Between the 2008 and 2009 summer field seasons, the researchers found more than 225 archaeological pieces that are helping define the Rush Creek battle site.

“Based on what we found, we’re pretty sure that we have the correct location for Rush Creek,” said Bleed. “Now, we need to take what we have found, study the findings and see if we can better define just what happened here in 1865.”

Additional research of the Rush Creek site may be needed. However, Bleed and Scott believe they have enough evidence to have the Rush Creek location marked as a historic site.

— Story and Photos by Troy Fedderson, University Communications

Battle of Rush Creek | Feb. 8-9, 1865

The Rush Creek battle site pitted members of the Cheyenne and Sioux tribes against pursuing U.S. Army forces.

On Feb. 8, 1865, federal forces searching for Native American tribes that attacked Julesburg, Colo., and Mud Springs – an important Nebraska stopping point for settlers – stumbled across the Cheyenne and Sioux in a valley of the North Platte River near the mouth of Rush Creek, near modern day Broadwater, Neb. Today, Rush Creek is known as Cedar Creek.

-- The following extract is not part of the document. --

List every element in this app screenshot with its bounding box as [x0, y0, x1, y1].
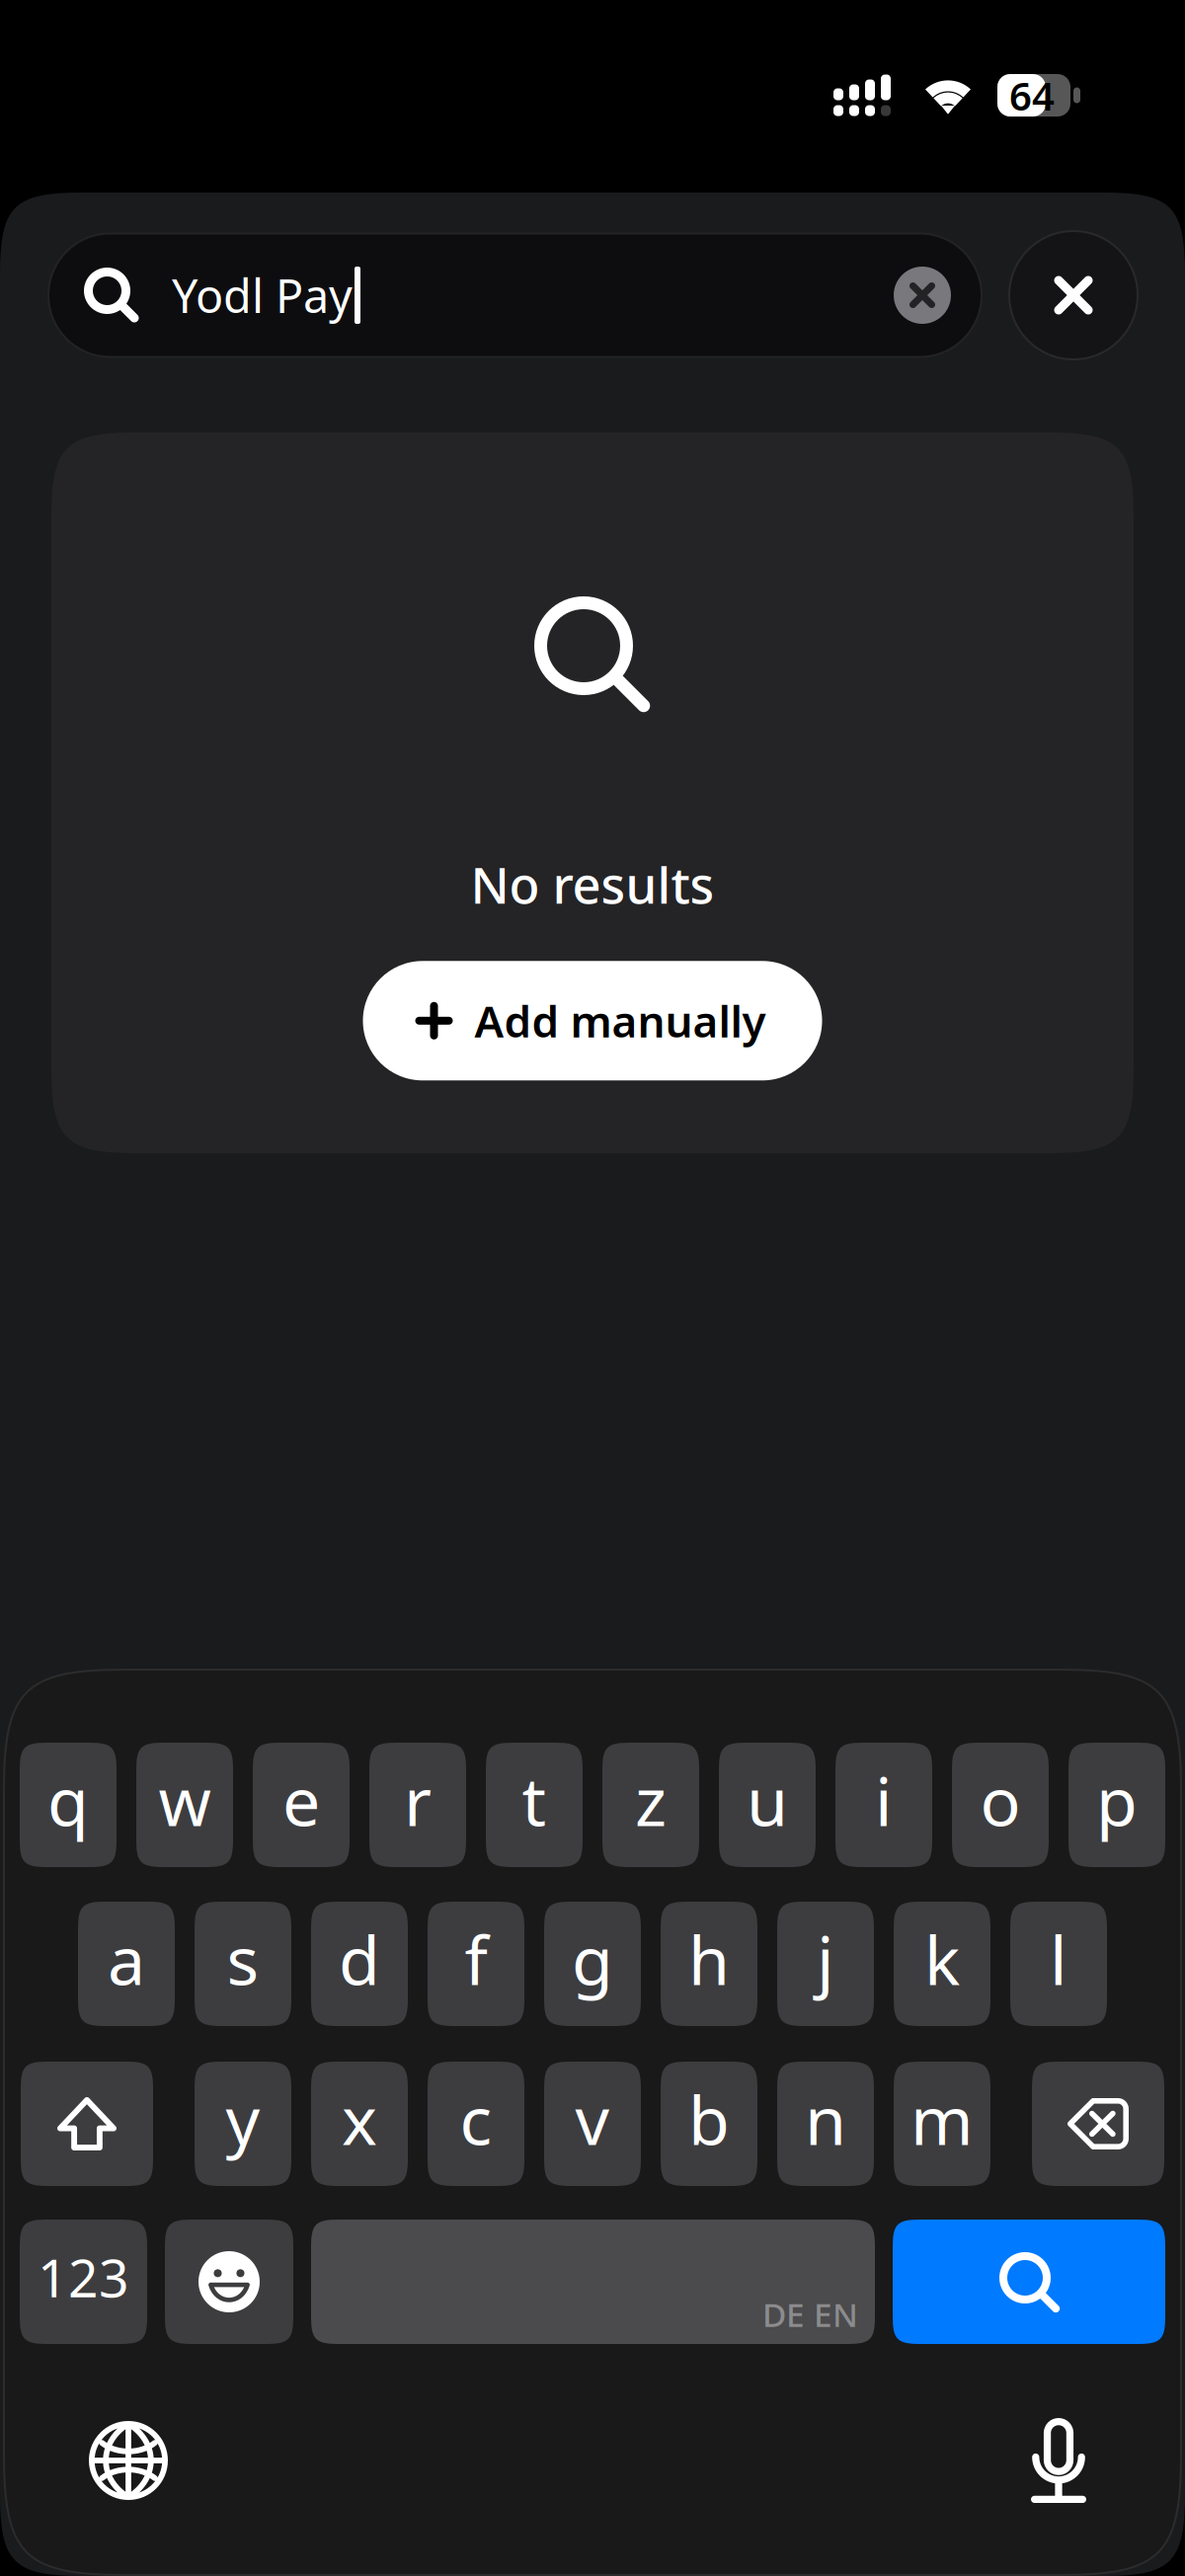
staticText: x	[342, 2074, 377, 2163]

The federal troops did not observe the Cheyenne and Sioux camp, which was about five miles north. However, as the Army troops approached the river, Cheyenne and Sioux warriors moved to surround their pursuers.

The Cheyenne and Sioux numbers are estimated at about 2,000.

The federal force of 185 soldiers immediately went to work on a defensive position, carving breastworks out of the sandy soil.

The Native American warriors pushed for an immediate advantage, but fell back and held the soldiers in check. Reports from the battle scene include details of hand-to-hand combat, a charge of 16 mounted soldiers and double-shot rounds from a howitzer.

The 2009 UNL Summer Field School group found pieces of at least one cannon shot, numerous shells and a handful of bullets – including a .36 caliber round fired from a pistol.

The two forces continued to skirmish on Feb. 8. The battle ended on Feb. 9.

Federal reports recorded three dead, 16 wounded and seven disabled from frostbite suffered during night marches. The federal report also estimated total Native American losses between 100 and 150. However, that number varied from later reports from George Bent, a former Confederate soldier who grew up a member of the Cheyenne tribe and participated in the Indian Wars of 1865. Bent later remembered no dead and two wounded among the Native Americans.